Not that much blood, then. She hadn't been hurt. I would have known. Just a week ago her silence had been intense. She had been guarding a secret, not an injury. What had she been thinking about? Her lips had been moving—­had she been saying his name?

Ted's voice was angry. “I've been thinking about who would do this. Someone normally powerless, showing the world that he could take what he wanted, sex with a little girl in her parents' territory.
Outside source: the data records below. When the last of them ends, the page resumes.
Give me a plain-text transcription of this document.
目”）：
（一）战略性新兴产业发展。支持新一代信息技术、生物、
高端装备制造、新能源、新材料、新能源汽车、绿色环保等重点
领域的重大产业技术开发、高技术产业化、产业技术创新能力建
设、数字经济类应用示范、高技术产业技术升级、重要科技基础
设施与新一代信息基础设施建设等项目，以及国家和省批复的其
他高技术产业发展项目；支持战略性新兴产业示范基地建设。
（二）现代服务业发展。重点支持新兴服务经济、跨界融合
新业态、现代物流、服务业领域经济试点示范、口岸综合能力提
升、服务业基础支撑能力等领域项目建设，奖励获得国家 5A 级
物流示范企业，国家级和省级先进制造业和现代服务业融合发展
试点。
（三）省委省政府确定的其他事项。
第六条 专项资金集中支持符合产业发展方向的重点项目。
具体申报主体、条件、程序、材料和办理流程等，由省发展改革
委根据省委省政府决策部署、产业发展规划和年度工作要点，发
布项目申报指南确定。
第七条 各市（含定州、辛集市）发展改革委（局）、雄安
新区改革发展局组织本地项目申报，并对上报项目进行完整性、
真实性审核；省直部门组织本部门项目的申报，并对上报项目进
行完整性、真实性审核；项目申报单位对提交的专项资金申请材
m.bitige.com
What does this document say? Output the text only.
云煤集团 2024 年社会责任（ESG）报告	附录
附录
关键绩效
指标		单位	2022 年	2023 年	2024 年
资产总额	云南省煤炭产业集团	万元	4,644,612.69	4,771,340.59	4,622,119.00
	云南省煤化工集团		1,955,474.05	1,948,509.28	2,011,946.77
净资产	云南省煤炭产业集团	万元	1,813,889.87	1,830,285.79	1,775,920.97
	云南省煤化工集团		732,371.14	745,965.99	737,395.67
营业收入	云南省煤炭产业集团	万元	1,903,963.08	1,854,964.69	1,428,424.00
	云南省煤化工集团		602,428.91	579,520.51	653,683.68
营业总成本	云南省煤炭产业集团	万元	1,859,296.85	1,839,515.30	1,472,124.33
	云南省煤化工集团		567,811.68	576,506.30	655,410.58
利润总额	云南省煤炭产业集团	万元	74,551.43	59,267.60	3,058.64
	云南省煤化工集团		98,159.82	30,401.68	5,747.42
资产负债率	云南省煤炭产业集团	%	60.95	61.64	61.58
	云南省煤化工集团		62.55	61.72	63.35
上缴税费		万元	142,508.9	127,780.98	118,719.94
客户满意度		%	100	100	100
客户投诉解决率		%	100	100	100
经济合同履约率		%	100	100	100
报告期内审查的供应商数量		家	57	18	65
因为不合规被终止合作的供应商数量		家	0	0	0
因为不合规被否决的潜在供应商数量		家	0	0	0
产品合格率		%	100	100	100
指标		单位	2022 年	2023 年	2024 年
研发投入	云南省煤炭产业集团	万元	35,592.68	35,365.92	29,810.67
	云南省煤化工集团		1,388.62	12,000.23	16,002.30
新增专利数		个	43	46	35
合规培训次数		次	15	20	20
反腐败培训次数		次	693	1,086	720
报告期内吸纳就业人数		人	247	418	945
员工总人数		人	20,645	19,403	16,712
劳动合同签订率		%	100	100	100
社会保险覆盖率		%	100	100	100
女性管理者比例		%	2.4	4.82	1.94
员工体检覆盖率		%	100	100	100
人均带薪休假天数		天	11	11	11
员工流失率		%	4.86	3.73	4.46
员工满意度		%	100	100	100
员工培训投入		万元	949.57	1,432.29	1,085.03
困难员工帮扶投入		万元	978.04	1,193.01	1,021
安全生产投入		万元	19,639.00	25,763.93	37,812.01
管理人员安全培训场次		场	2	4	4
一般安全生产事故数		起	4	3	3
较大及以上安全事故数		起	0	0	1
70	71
She might have been flattered, not realizing that all the time he is saying to himself: this is easy. The first part of the plan.”

“Slow down.” I took his hand; it was trembling, like mine. “What plan?”

“Don't they call it grooming? He'd obviously worked it all out.” He was whispering now, his breath came in little gasps. “Sleeping with her in the cottage was the first part of it. He must have done that to gain power over her, so she would go out with him after the play, unsuspecting.”

Ted must have thought this all through on the long journey home; now his words tumbled out as if he couldn't contain them anymore.

“By the time she realized it was a mistake, it would be too late. He would have taken her miles away. She could be a prisoner anywhere. He is free to hurt her however he wants. Rape her. Kill her.”

At least Ted's voice was quiet as he said those words. I walked to the bottom of the stairs and listened. It was quiet. The boys were asleep. I thought of how the empty cottage must have smelled. Perhaps the curtains had been drawn so the mess in the room was suddenly revealed when Ted had pulled them back; there might have been flies buzzing at the windowsills or dead in the dregs at the bottom of a glass. The journey back would have seemed endless; it would have been difficult to wait in the line by the suspension bridge over the Avon. His eyes looked tortured; I put my arms around him.

“Perhaps it was different,” I whispered. “Perhaps it wasn't like that at all. What if he loves her? If he loves her, he won't hurt her.”

Ted didn't reply, and the hopeful words disappeared into the silence as completely as if I had never spoken them.